1.3. Use Case: Virtual calibration of the operating strategies of a hybrid-electric vehicle
This is a high-potential use case of virtual calibration. Wu et al. have partially shown this in various studies. [ 25 ], Merl et al. [ 26 ], Kuznik et al. [ 27 ], and Schmidt et al. [ 28 The operating strategy controls the interface between the electric and conventional drive systems (Chapter 2.2) for P2-plug-in hybrid vehicles (PHEVs). The operating strategy determines the interface between electric and conventional drive systems in the P2-plugin hybrid vehicles (PHEVs), which are the subject of this paper (Chapter 22). Figure 3. ). The hybrid operating strategy, among other things, is responsible for start/stop decisions, load point shifting in hybrid operation, and predictive operating strategy. The P2-PHEV has many states, compared to hybrid topologies with fewer possible states. This makes the optimal calibration of these vehicles more difficult. The hybrid operating strategy is well-suited to the use of virtual methods in the development process. Figure 3. The hybrid operating strategy has a large influence on other disciplines of calibration, such as emissions or driving ability. 29 ] ( Figure 3. ).
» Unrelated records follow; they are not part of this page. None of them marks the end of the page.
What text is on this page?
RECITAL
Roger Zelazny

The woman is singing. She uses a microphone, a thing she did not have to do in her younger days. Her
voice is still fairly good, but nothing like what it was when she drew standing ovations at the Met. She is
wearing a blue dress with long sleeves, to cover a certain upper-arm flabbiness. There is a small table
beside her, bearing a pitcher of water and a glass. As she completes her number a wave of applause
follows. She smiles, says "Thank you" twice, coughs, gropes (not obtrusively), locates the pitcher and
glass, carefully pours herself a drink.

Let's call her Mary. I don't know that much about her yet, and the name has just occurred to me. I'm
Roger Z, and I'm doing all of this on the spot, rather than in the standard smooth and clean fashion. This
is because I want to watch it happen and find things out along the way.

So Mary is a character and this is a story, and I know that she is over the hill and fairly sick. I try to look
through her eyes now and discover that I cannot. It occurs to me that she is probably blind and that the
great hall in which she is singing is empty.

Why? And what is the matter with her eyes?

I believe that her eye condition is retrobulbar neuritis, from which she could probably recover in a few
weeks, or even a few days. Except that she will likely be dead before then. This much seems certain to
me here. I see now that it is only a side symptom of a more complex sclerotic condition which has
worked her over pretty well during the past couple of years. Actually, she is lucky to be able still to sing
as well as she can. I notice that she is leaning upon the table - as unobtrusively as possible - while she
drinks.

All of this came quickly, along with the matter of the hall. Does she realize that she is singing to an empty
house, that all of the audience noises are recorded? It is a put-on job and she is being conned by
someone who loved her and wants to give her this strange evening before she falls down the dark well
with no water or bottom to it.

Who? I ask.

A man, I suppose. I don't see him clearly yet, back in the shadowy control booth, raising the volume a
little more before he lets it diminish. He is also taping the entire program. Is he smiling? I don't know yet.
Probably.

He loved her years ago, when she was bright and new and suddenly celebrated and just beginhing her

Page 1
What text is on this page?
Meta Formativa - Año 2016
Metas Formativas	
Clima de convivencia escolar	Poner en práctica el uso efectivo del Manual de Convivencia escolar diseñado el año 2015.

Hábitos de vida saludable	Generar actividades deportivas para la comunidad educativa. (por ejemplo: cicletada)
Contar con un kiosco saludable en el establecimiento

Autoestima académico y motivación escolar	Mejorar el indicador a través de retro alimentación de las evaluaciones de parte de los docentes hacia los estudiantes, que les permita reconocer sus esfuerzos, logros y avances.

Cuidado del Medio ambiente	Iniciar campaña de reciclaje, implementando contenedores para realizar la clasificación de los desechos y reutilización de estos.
A holistic approach is therefore required to calibrate. From the beginning of the optimization process, it is important to consider relevant quality criteria from other disciplines. Wang et al. have investigated similar approaches in open-loop and control function simulation. [ 30 ], Duan et al. [ 31 [ ] and Gorke et. al. [ 32 ]. These approaches, however, did not use real hardware targets but instead used simulations. This holistic approach reduces development costs and time compared to the conventional iterative method. In this scenario, the vehicle as a whole is replicated within a simulation environment. All functions that are relevant to representative operation, including the control functions that need to be calibrated and other parts to simulate ( Figure 2. ). The model must run faster than real-time criteria to enable time-efficient optimization. The parameterization is primarily based on simulation results and measurement data. Figure 2. ). This setup differs from the MiL in that it uses real hardware and software of the target system to control the model. The calibration becomes more mature and can be transferred to the target system. Due to the target hardware being used, a real-time simulation environment is required. Accelerating the simulation is not possible. This setup can still save time, as it allows different test environments to be evaluated without the need to condition real components. The calibration can also be optimized using the pre-calibration of the MiL environment. Final validation of the virtual results is done with a vehicle prototype and then released for homologation.